NanoXplore’s Operations team has been working diligently to ensure that continual improvements are implemented during the facility’s project development. The new graphene facility layout has been finalized and fully optimized. This optimization will allow the Corporation to add an additional graphene production line without the need of expanding the new facility as originally contemplated.
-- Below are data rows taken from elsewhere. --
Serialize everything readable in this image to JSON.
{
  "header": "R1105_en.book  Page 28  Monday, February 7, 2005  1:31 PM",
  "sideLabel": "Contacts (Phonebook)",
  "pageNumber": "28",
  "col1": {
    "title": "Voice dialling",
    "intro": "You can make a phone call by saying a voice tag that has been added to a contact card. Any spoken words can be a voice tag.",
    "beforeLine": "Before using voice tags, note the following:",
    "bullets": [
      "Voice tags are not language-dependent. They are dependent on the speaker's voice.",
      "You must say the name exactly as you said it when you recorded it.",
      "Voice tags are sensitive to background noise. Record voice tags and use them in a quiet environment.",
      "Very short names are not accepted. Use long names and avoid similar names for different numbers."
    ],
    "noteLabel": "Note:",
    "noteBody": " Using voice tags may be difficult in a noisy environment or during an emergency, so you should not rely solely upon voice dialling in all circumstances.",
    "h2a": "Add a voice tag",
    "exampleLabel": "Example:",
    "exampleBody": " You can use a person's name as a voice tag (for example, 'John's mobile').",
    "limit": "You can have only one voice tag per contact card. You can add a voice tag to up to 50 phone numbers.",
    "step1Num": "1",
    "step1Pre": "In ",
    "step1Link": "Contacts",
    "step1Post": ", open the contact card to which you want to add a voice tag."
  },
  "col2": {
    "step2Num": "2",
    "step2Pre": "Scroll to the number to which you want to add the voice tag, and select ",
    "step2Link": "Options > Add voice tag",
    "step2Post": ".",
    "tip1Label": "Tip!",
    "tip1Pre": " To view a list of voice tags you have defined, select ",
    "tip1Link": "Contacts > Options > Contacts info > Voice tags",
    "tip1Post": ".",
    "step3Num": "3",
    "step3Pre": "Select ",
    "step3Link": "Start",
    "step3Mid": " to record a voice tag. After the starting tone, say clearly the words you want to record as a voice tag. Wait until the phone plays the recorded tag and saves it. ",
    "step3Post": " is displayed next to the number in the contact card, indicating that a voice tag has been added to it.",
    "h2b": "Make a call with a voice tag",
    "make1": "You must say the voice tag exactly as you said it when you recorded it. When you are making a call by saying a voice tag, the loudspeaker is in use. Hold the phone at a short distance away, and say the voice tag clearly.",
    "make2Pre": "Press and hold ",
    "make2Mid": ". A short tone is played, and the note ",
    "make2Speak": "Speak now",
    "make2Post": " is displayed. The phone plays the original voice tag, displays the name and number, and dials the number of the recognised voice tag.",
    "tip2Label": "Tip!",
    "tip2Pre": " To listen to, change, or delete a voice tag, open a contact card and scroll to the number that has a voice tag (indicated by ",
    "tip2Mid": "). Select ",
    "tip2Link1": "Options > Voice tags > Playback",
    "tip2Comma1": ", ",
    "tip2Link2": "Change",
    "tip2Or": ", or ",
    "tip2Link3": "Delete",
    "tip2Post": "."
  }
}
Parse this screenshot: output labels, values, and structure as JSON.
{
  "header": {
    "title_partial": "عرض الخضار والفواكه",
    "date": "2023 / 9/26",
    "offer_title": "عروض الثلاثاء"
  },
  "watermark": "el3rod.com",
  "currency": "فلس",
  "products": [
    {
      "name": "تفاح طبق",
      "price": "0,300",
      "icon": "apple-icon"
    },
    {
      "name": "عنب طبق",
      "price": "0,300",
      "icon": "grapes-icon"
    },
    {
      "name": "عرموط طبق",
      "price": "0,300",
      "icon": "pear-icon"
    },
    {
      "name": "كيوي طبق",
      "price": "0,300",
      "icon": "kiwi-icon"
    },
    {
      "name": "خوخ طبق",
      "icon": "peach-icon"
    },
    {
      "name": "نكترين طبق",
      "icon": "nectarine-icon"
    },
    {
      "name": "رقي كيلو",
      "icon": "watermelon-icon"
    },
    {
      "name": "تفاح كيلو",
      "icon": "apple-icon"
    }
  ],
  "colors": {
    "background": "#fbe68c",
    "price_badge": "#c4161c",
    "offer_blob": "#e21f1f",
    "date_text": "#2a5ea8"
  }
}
Furthermore, significant developments in manufacturing efficiencies have bolstered single line graphene production output from 2,000 metric tons/year to 4,000 metric tons/year, doubling single line production capacity. This improvement was a result of a vigorous twelve-month R&D and engineering project that has been successfully tested and implemented at the Corporation’s current production facility. These results were further validated through additional testing on the new facility’s equipment at the suppliers’ locations in the US and in Canada.  

The Operations team has also made significant improvements towards reducing the Corporation’s input costs to produce graphene. We are now able to produce high-quality graphene using small natural flake graphite (-150 mesh). Small natural flake graphite is substantially cheaper than large flake graphite (+80 mesh). Large flake graphite is the current graphite of choice for the Lithium Ion battery market. NanoXplore’s ability to move away from larger flake higher demand will not only dramatically reduce input costs, but will also help the Corporation secure a more readily available graphite supply, significantly reducing future supply risks.